いま、流行りの言葉、「承認欲求」の強い人に多い傾向があるようです。
自分が忘れられてしまっている、誰にも認められないというう不安にかられてしまうんだそうです。
それで思いだすのは、山形に移住したときに出会った人。
会うと必ずといっていいほど、赤い革の手帳を開いて、「ほら、こんなに予定がいっぱいで、毎日忙しい」というのが口癖だった。
対する私はといえば、見知らぬ土地で知る人もなく、出かけていかなくてはならない場所もなく、ほとんどなにも予定がなかった。
それで、毎日、庭に出ては草をむしっていたのだが、彼女は通りかかると車から降りてきて、「こんなことばかりしてて、時間の無駄だと思わないの? むなしくないの? ボランティアをするんなら紹介するわよ」と、心配してくれた。
彼女はいわゆる土地の名士のような存在で、ボランティアをいくつも掛け持ちし、さまざまな場所に出入りしていて、あちこちで必要とされる存在だったのだ。

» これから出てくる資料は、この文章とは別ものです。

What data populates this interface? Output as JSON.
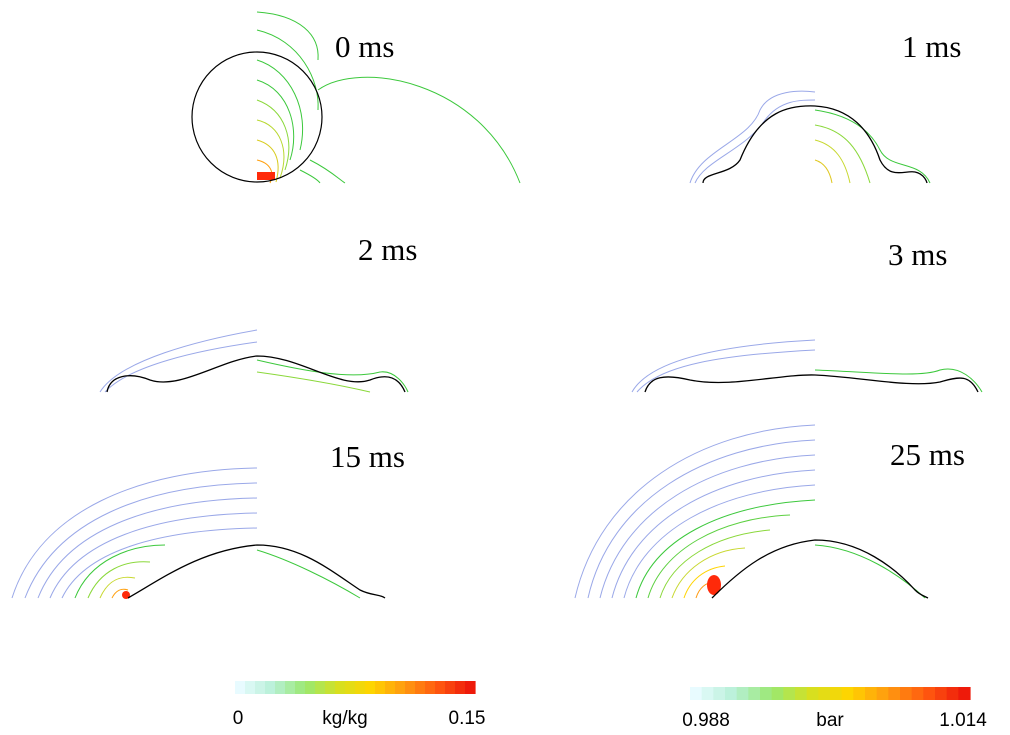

彼女は、知人も友達もいない私と偶然に知り合ったことで、孤独な私のことを支えていかなくては、と思ってくれていたようだ。
なのに私はといえば、彼女と全く反対で、予定が詰まったり、予定が入っていると落ち着かなくなるような性格。
予定があると、それに縛られることが苦痛な性格だから、彼女のびっしりと予定が詰まった手帳を見ただけで、息苦しくなるほどだった。
私はこの人のようにはとても生きられないから、これでよかったのだとあらためてそう感じた。
誰の役にも立たず、なにかのグループに属することもなく、ただ毎日、草を取ったり花を植えたりして、それで終わる人生もありかなあと考えていたのだった。
だから、彼女の勧めにはあまり乗らなかった。
すると、彼女は言った。
「そんなに暇で怖くないの? 誰にも必要とされないし、誰にも認められないで」
「怖いわよ。でも、毎日、なにかに縛られるほうがもっといや」
彼女は私に呆れたらしく、それからはあまり誘ってこなかった。
そんなときに、猫がきた。
それが猫とのつきあいの始まりになった。
誰かに近づきすぎると疲れるし、離れすぎるのもさびしい。
親しい友と呼べる人が少ない人生のなかで、猫たちは私の寂しさを埋めてくれた。
結局、暇すぎるのも怖いし、全くの一人も怖いのだということを認めることにした。
どちらもほどほどがいいのでしょうけれど、それもまた難しい。
だから、そばにいるモフモフ猫や、公園の猫たちに救われているのでしょう。